I leave my place and drive over to her place. Here goes nothing. I take a deep breath and knock on her door. A minute later the door opens and there standing was Ava in a baggy hoodie and sweatpants. There's me in my normal outfit of black t-shirt and jeans. I step closer and I want her in my arms. I stop myself from doing so even though my heart skipped a beat when I saw her standing there. 

"Are you coming in or are you just going to stand there on my front doorstep". I walk in before her. Then she shuts the door. 

" How are you?" I replied.

"Good. How's the tour going?".

" Good. Great. I got a lot of songwriting done while out on the road which I haven't done for a while. I feel bad the way things were left a month. I tried to call you but I couldn't get through to you. Why?".

"I needed time. I needed to work out my own feelings. I am sorry too. I should have told how I was feeling?". 

" Are you going to tell me what's going on in your pretty head of yours".

She takes my hand and leads me to her couch. We sit down next to each other but not too close. I will let her have her space and let her make the first move.  

"I am not and was not seeing someone else like you accused me of doing. But there is something. I was and still am scared to tell you".

I moved closer to her. Ava grabbed my hand. I let her make the moves. " I know" I whispered. 

"Know what Jordan". She moved her hand from mine and moved it to my face and traced her fingers down my cheek and jaw. 

" I realised what you weren't telling me when you ran out of my house. But was too late I couldn't find you and then you wouldn't accept my calls".

"What do you think it was?". She grabbed my hand again and brought it towards her.

You're carrying my child. " That you are pregnant and it's mine". 

She smiled and placed my hand on her stomach. "Yes, we are. I found out during the appointment as it came up due to the blood tests and urine samples I took for the health check. I thought I had the flu".

I knew it. Woo hoo. I'm going to be a dad. Shit, I got to grow up and quickly.

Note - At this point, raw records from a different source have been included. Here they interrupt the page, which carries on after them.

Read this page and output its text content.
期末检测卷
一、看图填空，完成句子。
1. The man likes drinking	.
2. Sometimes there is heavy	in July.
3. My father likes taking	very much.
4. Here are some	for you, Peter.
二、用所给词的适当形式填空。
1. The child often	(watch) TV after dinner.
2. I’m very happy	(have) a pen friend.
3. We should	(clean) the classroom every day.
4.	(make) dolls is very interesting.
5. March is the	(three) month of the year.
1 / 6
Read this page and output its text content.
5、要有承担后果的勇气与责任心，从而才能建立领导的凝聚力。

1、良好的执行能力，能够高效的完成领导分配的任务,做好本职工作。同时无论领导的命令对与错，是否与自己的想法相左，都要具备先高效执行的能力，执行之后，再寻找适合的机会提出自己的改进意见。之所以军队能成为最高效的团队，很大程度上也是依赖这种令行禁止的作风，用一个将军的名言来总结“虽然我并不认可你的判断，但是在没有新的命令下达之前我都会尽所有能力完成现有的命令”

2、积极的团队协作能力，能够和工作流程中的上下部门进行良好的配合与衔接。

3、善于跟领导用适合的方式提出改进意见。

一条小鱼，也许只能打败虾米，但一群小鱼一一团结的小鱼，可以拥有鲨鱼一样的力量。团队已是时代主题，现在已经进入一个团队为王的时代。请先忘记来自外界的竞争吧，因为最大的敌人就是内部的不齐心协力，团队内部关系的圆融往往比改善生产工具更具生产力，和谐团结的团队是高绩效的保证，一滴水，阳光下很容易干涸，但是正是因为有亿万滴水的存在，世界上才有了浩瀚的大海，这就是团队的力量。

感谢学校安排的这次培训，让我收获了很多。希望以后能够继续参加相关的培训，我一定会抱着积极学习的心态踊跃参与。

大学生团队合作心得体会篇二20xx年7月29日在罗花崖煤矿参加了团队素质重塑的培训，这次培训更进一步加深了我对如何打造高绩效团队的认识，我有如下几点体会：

I am only 23.

" I am scared still because of the baby and I are going to be in the middle of you and Jon. I am supposed to be his surrogate soon. I told him I have another appointment in a months time. It's going to hurt him if our secret gets out before we tell him. I don't want to tell him yet". She looks up at me and then at my lips. She moves closer and so do I. Our Lips crash together as they belong together. We do. She wraps her arms around my neck to bring me closer. I smile. We deepen our kiss.

"Miss you," I said against her lips.

"Alright daddy".

" Don't call me that. It sounds weird, mommy".

"It does, doesn't it" she replied with a smile.

" How far are you?" As I move away from her lips.

"8 weeks. I have another appointment in 2 weeks. Will you be there".

" Try and stop me. Of course, I will be there for you". 

I want you.

I want our child.

I kiss her again gently as I pull her up from the couch. I walk us to her bedroom for makeup sex, gentle makeup sex. Because I am a guy and it has been a while, it became rough sex as I was desperate for her. I know she likes it that way anyway.